The night before last I returned from Huang Shan (Yellow Mountain), back to Nanjing. The trip was something else, and the mountain was spectacular. I took over 700 pictures, and am still in the process of editing them. The pictures will probably do more justice than my writing about it would, but I can try. This should be the link to the photo set of the pictures of the mountain. The initial ascent was probably close to 5,000-6,000 steps up, and over the course of the weekend we estimated that we probably took over 10,000 steps. For all you PNW hikers, I do not mean footsteps, I mean stairs. The mountain has staircases built into it's sides, making the climb not only easier, but possible in some places. It was the first time, I think, that I've been on a mountain that had not ever been a volcano, which was an interesting realization the second morning at the top. Both mornings I got up early to see the sunrise, which was lovely as we were above the clouds, but honestly nothing more incredible than I have seen over the bay in Port Washington. What was remarkable though were the thousands of other people up for the sunrise, clamoring for the best spot to see the show, and the laughing and cheering that ensued as the sun showed it's bright face through the clouds. I guess if you live in Shanghai or Seoul, you wouldn't get to see that much. The scenery was all around gorgeous, and seeing the mountains lit up and colored by the sun this way was certainly special. It was nice, too, to get out of the city and breathe some fresh air. As much as I am a city person, Nanjing can be a little intense. While I climbed up the mountain, and hiked around the days I was there, I decided to take the cable car down and save my knees which were a little achy. Since we had to carry up all our stuff for the weekend, my back was thanking me too by the end of the day. The cable car was it's own adventure, and while well regulated, I don't know that it would ever feel safe riding a box attached to a thick string so many feet in the air over forested granite. Luckily I was in a car with three other people, and my little freakout didn't last too long.

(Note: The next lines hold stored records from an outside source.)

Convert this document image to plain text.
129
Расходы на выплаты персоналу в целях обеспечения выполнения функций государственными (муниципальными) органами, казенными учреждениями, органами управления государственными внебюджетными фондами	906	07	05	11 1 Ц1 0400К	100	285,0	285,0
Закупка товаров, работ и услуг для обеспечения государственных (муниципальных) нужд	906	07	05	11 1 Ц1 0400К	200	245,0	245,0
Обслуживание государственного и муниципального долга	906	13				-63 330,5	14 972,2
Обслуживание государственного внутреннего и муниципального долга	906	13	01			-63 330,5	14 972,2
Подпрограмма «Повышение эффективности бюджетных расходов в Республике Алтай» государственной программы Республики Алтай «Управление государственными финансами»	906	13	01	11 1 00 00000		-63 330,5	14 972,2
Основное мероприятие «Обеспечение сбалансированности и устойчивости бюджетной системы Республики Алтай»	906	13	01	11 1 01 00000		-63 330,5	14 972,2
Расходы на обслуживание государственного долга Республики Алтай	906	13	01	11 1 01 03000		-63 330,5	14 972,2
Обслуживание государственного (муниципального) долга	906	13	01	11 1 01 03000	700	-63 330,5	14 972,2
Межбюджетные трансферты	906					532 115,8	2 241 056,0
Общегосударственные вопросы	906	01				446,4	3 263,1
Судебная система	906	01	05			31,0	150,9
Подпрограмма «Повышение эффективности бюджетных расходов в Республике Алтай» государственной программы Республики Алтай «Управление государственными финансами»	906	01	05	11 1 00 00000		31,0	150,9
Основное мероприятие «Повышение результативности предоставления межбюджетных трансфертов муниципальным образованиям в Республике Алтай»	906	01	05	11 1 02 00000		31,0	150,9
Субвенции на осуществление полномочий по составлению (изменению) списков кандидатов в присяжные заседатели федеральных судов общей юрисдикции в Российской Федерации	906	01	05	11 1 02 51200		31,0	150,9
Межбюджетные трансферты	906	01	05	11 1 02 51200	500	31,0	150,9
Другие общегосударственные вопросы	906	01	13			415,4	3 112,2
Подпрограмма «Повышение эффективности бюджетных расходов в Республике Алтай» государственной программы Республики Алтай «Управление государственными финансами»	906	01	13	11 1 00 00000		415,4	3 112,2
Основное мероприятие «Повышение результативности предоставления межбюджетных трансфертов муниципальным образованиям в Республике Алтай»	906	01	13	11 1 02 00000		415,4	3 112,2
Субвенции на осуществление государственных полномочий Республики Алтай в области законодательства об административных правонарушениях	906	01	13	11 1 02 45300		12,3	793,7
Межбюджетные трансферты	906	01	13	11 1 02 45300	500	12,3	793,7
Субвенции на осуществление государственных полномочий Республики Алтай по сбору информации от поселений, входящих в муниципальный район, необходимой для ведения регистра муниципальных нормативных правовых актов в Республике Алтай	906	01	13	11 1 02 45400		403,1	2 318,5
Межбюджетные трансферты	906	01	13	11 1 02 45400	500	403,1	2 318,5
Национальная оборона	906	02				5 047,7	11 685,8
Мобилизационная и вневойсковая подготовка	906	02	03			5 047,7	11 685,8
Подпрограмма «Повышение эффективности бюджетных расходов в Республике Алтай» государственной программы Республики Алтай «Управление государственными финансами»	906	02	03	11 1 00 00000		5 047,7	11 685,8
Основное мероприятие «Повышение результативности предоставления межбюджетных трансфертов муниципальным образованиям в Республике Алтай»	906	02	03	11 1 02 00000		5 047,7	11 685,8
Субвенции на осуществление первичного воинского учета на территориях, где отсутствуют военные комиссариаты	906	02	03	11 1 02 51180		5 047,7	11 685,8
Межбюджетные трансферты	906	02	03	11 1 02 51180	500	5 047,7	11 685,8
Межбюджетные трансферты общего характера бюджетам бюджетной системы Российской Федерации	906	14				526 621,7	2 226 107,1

As for the hike itself, I'm finding it really difficult to describe. It was hard, and steep, and sweaty. The mantra is that when you hike, you hike, and when you look at the beauty, look at the beauty--otherwise you might fall off the mountain. This is very true in some places for sure. There were hundreds of porters we saw walking up and down the stairs, carrying loads of various things on their backs--from steel plates to huge bundles of plastic to canisters of propane. We stayed in two hotels at the top for the 2 nights we were there, and the enormity of the buildings, with the fancy marble (or faux marble) floors and counters was humbling when I realized how all the materials had to get up the mountain. We asked our guide, Hu, if they really carried everything up and he kept insisting that they did, piece by piece. Knowing this, and the insane amount of work that must have gone into carving and building all the steps was really humbling--in addition to being among rocks larger than I have ever seen. Despite all this, somehow the other tourists, mostly Chinese, were still really crass, spitting and yelling and playing their radios and talking on their cell phones. I'm surprised more people don't get hurt on that mountain considering all the distraction. There's a small poem in the works about it, because this might have been the most remarkable human related part of the hike.
Ok, since pictures are worth 1000 words, I'm going to do some more work on editing my photos so I can get them up. More later about the rest of the trip, and my adventures today.